La noche transcurrió como lo hacía habitualmente, con voces de extraños entremezclada con la belleza del piano. Ileana odiaba aquello, principalmente porque aún guardaba ese miedo que le enfundaron las mujeres desde el primer día. Esas risas grotescas y los golpes extraños hacían temblar a la pequeña que se acurrucaba solitaria entre las sábanas de su lecho. Tarareaba en voz baja la melodía de la canción de cuna que Charlotte solía cantarle, pero sus agudos oídos se percataban sin vacilar en esas risotadas masculinas que la hacían recordar una y otra vez lo que ella más quería olvidar.

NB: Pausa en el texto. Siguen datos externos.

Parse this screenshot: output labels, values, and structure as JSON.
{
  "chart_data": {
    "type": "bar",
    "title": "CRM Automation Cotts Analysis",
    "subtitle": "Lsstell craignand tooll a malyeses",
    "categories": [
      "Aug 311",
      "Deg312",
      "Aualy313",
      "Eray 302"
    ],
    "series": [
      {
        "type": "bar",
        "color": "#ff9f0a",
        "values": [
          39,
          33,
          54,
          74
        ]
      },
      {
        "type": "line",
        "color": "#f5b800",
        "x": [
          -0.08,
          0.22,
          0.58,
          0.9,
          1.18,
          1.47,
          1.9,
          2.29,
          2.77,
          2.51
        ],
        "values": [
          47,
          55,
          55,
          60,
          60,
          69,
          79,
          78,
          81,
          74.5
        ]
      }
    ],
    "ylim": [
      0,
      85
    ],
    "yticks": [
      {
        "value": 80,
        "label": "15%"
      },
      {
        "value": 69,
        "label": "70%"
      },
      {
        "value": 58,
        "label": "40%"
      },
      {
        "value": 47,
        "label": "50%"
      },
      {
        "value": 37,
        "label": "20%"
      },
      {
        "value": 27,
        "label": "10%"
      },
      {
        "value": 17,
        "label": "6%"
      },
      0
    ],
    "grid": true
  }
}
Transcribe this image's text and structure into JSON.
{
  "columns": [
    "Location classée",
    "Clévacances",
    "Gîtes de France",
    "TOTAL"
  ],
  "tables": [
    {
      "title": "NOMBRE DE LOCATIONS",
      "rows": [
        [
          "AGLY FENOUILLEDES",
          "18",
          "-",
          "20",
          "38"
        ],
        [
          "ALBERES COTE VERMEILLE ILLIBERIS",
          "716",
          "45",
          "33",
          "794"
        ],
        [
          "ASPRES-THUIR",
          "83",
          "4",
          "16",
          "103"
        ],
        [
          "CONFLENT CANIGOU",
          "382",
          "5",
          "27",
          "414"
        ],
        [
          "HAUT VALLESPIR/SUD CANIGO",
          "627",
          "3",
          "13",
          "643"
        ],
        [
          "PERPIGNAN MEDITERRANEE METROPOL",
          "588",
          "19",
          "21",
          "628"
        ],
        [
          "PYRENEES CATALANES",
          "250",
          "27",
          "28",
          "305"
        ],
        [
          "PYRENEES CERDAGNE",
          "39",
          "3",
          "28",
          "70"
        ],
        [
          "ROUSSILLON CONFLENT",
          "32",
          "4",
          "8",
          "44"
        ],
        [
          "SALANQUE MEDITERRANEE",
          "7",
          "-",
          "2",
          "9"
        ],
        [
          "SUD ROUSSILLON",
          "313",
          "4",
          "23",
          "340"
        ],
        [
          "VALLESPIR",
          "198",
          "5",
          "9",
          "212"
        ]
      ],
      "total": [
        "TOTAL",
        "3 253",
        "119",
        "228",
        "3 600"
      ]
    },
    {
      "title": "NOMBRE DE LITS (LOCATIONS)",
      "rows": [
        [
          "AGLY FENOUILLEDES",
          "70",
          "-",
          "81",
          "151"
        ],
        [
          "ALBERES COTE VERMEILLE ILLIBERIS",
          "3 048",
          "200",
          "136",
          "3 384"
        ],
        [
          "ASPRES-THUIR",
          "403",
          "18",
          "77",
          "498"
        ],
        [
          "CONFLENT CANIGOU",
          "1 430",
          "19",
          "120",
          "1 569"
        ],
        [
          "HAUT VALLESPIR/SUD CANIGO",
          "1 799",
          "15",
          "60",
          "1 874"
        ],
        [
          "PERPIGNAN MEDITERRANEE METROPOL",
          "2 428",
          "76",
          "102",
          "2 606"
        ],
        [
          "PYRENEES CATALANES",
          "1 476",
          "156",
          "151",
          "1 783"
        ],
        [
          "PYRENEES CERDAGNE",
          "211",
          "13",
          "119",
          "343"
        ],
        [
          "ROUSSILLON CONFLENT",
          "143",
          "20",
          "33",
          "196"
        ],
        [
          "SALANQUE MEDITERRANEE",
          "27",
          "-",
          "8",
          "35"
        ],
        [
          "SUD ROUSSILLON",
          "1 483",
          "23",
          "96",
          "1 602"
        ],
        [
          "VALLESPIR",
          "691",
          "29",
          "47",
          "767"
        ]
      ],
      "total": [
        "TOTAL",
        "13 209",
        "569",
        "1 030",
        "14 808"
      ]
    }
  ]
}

Ileana lloraba. Este día en el que había rescatado su vivacidad de las manos mezquinas de la ausencia, también había rasgado las memorias detalladas de unos meses atrás. Los gritos, los disparos, las risas. Todo estaba volviendo a su cabeza de la manera más realista, las imágenes ya no eran borrosas, sino nítidas y perfectas. La secuencia de los hechos volviendo a reproducirse con sonidos violentos y una felicidad desvanecida.
La herida aún estaba abierta, y tardaría demasiado para que sanara siquiera la milésima parte de esta.
Al mismo tiempo, las mujeres cumplían su trabajo risueñas en los brazos de los incestuosos hombres que reclamaban sus caricias y placer. Madame Annette recibía con coquetería natural a los recién llegados e intervenía cuando otros daban un paso para marcharse. Llamaba a una de las chicas desocupadas presentándola como la mejor en su oficio, y con gran disimulo susurraba al oído de la joven órdenes para que le quitara hasta el último euro antes de despedirlo.